Prof. Dr. Ahmet Nuri Yüksel, Hakk'a yürüdü

Eşref Bitlis'in uçağının düşürüldüğünü söyleyen ve ispatlayan bilim adamıdır

Prof. Dr. Ahmet Nuri Yüksel, Hakk'a yürüdü
04 Aralık 2017 - 08:02 - Güncelleme: 04 Aralık 2017 - 08:09

~~Ötüken yayınlarının kuruluşundaki temel taşlardan birisiydi. Bahaeddin Özkişi'yi keşfedip kamuoyuna tanıtan kişi idi. (Merhum Özkişi' İTÜ 'de makina teknisyeni olarak çalışırken, Ahmet Nuri ağabey yazdıklarını görüyor ve Ötüken'de Göç. Zamanı, Sokakta, Köse Kadı, Uçak Adam adlı eserlerini neşretti.


~~Ötüken Neşriyat ve Bilge Kültür Sanat Yayıncılık'ın kurucularından eski Marmara Kıraathanesi müdavimlerinden olan Ahmet Nuri Yüksel dün sabah saatlerinde geçirdiği kalp krizi ile vefat etti.


Prof. Dr. Ahmet Nuri Yüksel dün sabaha karşı kalp krizi geçirdi ve tüm müdahaleye rağmen yaşamını yitirdi. 82 yaşındaki Yüksel’in ölümü yakınlarını ve sevenlerini üzüntüye boğdu.
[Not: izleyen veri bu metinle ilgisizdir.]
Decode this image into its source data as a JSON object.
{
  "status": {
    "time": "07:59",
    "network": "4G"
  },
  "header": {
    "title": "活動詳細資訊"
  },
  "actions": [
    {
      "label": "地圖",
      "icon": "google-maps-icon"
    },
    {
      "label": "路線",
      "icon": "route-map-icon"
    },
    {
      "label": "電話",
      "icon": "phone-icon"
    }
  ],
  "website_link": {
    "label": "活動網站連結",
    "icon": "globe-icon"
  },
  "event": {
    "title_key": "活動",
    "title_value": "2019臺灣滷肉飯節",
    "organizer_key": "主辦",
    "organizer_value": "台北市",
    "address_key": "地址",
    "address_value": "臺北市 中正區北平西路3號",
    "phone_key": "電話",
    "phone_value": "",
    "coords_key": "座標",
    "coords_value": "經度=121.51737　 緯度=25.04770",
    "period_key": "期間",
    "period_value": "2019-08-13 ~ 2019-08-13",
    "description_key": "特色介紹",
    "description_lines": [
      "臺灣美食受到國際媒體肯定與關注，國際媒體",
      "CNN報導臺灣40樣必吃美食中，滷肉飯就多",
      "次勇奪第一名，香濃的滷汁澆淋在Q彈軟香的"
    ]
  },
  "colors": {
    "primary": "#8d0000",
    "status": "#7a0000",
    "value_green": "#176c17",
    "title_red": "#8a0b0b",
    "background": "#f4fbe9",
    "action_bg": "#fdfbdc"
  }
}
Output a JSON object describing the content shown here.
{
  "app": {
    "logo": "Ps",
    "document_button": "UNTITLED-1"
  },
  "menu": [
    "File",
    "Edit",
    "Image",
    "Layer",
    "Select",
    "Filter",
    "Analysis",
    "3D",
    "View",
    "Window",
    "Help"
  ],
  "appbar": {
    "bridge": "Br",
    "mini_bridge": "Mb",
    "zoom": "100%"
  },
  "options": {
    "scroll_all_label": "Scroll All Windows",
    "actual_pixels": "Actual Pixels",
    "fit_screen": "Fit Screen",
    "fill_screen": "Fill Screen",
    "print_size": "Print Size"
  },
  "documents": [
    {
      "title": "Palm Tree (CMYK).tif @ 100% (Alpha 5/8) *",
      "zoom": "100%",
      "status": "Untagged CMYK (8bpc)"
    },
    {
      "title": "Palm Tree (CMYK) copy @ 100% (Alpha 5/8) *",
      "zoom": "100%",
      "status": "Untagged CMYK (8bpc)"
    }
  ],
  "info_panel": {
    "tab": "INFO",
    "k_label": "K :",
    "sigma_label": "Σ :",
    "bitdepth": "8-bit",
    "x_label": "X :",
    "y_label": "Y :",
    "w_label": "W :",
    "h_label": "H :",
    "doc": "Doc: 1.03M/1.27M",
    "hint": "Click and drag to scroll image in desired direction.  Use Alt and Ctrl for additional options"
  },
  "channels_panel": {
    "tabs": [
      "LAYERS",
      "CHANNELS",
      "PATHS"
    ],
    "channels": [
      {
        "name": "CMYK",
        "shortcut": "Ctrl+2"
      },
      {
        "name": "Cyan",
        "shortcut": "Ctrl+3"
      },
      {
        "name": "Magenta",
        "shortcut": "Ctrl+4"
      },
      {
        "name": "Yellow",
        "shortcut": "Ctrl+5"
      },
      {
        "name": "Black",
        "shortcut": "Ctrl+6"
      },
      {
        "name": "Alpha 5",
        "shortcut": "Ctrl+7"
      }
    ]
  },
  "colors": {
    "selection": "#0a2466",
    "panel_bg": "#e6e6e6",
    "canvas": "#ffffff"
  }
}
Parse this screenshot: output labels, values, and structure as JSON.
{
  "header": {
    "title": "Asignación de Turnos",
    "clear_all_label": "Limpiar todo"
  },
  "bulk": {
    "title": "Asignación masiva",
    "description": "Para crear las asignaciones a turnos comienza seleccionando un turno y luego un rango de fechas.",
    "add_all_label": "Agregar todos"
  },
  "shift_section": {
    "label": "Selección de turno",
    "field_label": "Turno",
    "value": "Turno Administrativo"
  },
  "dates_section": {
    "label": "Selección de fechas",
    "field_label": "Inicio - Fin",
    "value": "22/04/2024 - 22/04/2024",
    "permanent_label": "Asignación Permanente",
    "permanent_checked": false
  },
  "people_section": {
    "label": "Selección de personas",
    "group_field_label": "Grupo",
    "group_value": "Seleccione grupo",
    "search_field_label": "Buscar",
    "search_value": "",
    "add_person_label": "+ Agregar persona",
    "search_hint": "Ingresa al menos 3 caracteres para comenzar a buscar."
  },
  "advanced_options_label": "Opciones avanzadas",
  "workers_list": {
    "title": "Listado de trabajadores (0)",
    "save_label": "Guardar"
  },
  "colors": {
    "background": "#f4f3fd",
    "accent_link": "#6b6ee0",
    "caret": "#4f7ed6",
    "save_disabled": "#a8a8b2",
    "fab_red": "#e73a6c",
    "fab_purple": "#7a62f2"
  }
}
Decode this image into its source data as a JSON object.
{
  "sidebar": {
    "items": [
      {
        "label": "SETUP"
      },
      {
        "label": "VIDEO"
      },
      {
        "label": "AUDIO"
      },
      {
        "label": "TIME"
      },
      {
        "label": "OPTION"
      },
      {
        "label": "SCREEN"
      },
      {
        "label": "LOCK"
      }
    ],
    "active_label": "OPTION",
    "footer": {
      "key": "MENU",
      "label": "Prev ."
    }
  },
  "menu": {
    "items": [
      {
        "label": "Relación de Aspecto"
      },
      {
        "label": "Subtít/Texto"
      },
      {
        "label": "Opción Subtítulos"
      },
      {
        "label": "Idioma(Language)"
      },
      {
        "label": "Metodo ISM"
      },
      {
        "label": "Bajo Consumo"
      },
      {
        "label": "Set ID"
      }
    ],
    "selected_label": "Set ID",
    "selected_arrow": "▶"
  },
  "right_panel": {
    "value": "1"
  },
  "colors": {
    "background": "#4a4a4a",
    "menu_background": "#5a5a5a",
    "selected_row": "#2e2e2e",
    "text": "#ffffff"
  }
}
Yüksel’in cenazesi, İstanbul Fatih'te bugün öğle namazına müteakiben Fatih Camii'nde kılınacak cenaze namazının ardından toprağa verilecek.

İTÜ UZAY ARAŞTIRMALARI BÖLÜMÜNÜN KURUCU DEKANIYDI

İstanbul Teknik Üniversitesi (İTÜ) Uzay ve Havacılık Bilimleri Fakültesi Kurucu Dekanı olan Yüksel, havacılık bilimi üzerine yazdığı makale ve kitaplarla Türk Havacılığına hizmet verdi.

Yüksel, Bilge Kültür Sanat’tan çıkan “Türkiye’de İnsansız Uçak Aldatmacası” isimli kitabının arka kapak kapak yazısında kendisini şöyle anlatıyor:

“İTÜ Uçak Bölümüne girdiğim 1955’den bugüne 57 sene uçak ile... Son 32 senem münhasıran uçak dizaynı ile geçmişdir. Yepyeni iki dizayn metodunu getirdim İTÜ’ye; onları hakkıyle okuttum; bu metodu okuyarak mezun olanlar 300’den fazladır. İkisi teori, dördü bunların uygulaması 6 uçak dizayn kitabı yazdım. Bununla, milletime bu konuda verdiğim hizmetin bittiği kanaatinde iken; gün-be-gün yazılı-sözlü-sesli medyada durmadan insansız uçak odaklı yalan söylendiğini, sivil-asker devlet-hükûmet ricâlinin bu yalanlara inandığını gördüm. Medya haberi olarak bu yalan ve yanlışları tesbit edip yorumladım; doğrularını ortaya koydum. Devlet ricâline bu gerçeği anlatmayı başaramadım. “Feryâdıma ses vermez, duvarlar dilsiz / Geçiyor baharlar çemensiz, gülsüz.” diyor şâir; aynen öyle. Bir tek merci kalmış idi anlatılacak: Hep istismar edilen mâsum milletim. Gazetem, radyom, televizyonum yok; düşündüm ki, benim gibi, elinde sivil-askerî hiçbir gücü olmayan yalnız bir insan bunu ancak milletin içine kurt düşürerek yapabilir. Ben de bunu yaptım. Bu ilhâmı, 48 sene evvel siyâsete yeni girmiş bir parti liderinin mitinginde yaptığı konuşmanın giriş sözünden, Yer beni isimli Urfa horyatı’ndan aldım:

Yer beni, yer beni;
İçime bir kurt düşdü; Gece-gündüz yer beni.
Ben bu derdden ölürsem; Kabûl etmez yer beni.
“Ben sizin içinize kurt düşürmeye geldim; siyâset yapmaya değil.”